Meta launches a new big language model that can be executed on a single GPU

Despite being “10x smaller,” Meta claimed on Friday that its new AI-powered large language model (LLM) LLaMA-13B can outperform OpenAI’s GPT-3 model. Smaller AI models could enable the local use of language assistants in the style of ChatGPT on PCs and smartphones. The “Large Language Model Meta AI,” or LLAMA for short, is a new group of language models.

The number of parameters in the LLaMA collection of language models ranges from 7 billion to 65 billion. In contrast, OpenAI’s GPT-3 model, which serves as the basis for ChatGPT, has 175 billion parameters.

Meta trained its LLaMA models with datasets that are accessible to the public, such as Common Crawl, Wikipedia, and C4, so the company may be able to open source the model and the weights. That is a significant new development in an industry where the Big Tech players in the AI race have remained secretive regarding their most potent AI technology up until this point.

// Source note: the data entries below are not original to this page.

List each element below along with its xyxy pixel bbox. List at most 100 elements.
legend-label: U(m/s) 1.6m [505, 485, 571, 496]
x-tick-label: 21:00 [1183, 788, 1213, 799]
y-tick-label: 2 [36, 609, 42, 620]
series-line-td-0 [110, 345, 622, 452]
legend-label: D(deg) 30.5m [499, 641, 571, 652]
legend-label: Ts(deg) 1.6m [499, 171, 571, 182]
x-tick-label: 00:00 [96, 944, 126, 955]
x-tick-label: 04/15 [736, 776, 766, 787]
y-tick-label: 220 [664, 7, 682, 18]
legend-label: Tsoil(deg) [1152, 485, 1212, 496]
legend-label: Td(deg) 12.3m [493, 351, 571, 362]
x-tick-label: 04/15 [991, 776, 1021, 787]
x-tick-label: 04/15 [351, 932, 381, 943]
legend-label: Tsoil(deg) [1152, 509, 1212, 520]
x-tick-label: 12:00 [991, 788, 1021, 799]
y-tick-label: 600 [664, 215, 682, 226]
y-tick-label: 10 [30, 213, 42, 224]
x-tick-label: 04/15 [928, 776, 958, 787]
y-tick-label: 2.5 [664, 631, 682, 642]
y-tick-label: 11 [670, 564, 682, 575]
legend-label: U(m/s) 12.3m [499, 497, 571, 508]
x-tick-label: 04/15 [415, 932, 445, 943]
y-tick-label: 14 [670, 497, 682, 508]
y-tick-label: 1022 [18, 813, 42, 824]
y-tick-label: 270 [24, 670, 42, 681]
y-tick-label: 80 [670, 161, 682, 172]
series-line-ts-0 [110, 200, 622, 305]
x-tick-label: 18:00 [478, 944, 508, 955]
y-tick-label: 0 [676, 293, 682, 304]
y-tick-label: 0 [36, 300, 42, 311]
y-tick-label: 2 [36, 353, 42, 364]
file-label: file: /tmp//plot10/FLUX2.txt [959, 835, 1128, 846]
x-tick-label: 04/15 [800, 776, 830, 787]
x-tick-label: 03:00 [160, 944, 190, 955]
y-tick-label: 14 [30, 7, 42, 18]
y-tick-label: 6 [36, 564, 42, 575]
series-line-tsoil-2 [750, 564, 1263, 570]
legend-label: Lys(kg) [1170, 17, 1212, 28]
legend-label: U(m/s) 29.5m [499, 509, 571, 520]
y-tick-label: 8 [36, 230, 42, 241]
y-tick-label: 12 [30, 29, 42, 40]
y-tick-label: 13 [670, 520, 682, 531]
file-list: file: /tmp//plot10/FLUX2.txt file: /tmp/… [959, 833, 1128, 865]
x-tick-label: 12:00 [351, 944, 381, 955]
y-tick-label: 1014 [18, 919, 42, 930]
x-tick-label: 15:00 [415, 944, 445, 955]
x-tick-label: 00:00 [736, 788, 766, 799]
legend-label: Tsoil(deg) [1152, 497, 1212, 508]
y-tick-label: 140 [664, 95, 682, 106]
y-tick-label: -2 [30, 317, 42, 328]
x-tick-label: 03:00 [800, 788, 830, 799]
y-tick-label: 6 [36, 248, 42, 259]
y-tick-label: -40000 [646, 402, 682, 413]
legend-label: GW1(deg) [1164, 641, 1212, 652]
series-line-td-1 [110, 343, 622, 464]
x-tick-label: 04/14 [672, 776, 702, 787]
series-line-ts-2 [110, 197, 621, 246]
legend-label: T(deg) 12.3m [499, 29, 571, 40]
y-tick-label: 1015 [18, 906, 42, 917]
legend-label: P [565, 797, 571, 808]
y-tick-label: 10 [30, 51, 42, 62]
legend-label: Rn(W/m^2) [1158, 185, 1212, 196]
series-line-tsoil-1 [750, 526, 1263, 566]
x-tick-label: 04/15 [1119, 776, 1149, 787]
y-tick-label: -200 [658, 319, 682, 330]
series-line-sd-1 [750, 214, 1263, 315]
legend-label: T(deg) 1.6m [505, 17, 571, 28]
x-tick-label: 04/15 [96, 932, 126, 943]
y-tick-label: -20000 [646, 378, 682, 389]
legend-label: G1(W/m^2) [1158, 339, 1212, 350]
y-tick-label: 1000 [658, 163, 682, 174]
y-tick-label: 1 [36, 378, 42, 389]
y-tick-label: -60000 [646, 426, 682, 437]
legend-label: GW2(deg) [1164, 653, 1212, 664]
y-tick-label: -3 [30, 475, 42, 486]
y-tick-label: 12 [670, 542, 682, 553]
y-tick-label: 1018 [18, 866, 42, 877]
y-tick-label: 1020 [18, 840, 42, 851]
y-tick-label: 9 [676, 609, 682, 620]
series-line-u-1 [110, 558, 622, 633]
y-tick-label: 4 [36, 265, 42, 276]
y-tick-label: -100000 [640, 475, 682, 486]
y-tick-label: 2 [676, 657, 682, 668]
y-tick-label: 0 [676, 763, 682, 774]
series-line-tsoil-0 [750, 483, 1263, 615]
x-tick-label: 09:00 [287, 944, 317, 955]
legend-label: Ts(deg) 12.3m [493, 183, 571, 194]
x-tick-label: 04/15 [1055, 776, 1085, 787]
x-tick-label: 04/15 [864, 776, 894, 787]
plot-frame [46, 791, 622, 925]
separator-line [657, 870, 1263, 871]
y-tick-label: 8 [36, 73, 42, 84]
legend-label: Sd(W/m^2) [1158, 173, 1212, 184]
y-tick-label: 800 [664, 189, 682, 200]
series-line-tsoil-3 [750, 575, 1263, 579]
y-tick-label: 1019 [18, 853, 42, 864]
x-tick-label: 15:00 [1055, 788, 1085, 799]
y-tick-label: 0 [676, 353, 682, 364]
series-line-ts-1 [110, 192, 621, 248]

“Unlike Chinchilla, PaLM, or GPT-3, we only use datasets publicly available, making our work compatible with open-sourcing and reproducible, while most existing models rely on data which is either not publicly available or undocumented,” tweeted project part Guillaume Lample.

Meta refers to its LLaMA models as “foundational models,” implying that the company intends for the models to serve as the foundation for future, more sophisticated AI models based on the technology, much like OpenAI did when it built ChatGPT on top of GPT-3. “question answering, natural language understanding or reading comprehension, understanding capabilities and limitations of current language models,” the company hopes, will benefit from LLaMA’s utility in natural language research.

The LLaMA-13B model, which can reportedly outperform GPT-3 while running on a single GPU, is arguably the most intriguing development. While the top-of-the-line LLaMA model (LLaMA-65B), which has 65 billion parameters, competes with similar offerings from rival AI labs DeepMind, Google, and OpenAI. Unlike GPT-3 derivatives’ data center requirements, LLaMA-13B allows for ChatGPT-like performance on consumer hardware in the near future.

In AI, parameter size matters a lot. A variable that a machine-learning model uses to predict or classify based on input data is called a parameter. A language model’s performance is largely influenced by the number of parameters it contains; larger models typically have the capacity to handle more challenging tasks and produce output that is more coherent. However, running with more parameters necessitates more computing power and takes up more space. Therefore, if a model has fewer parameters but still produces the same results as another model, it is significantly more efficient.

In a Mastodon thread analyzing the impact of Meta’s new AI models, independent AI researcher Simon Willison wrote, “I’m now thinking that we will be running language models with a sizable portion of the capabilities of ChatGPT on our own (top of the range) mobile phones and laptops within a year or two.”

A simplified version of LLaMA is currently available on GitHub. Meta offers a request form for access to the full code and weights—the “learned” training data in a neural network—for researchers who are interested. At this time, plans for a wider release of the model and weights have not been announced by Meta.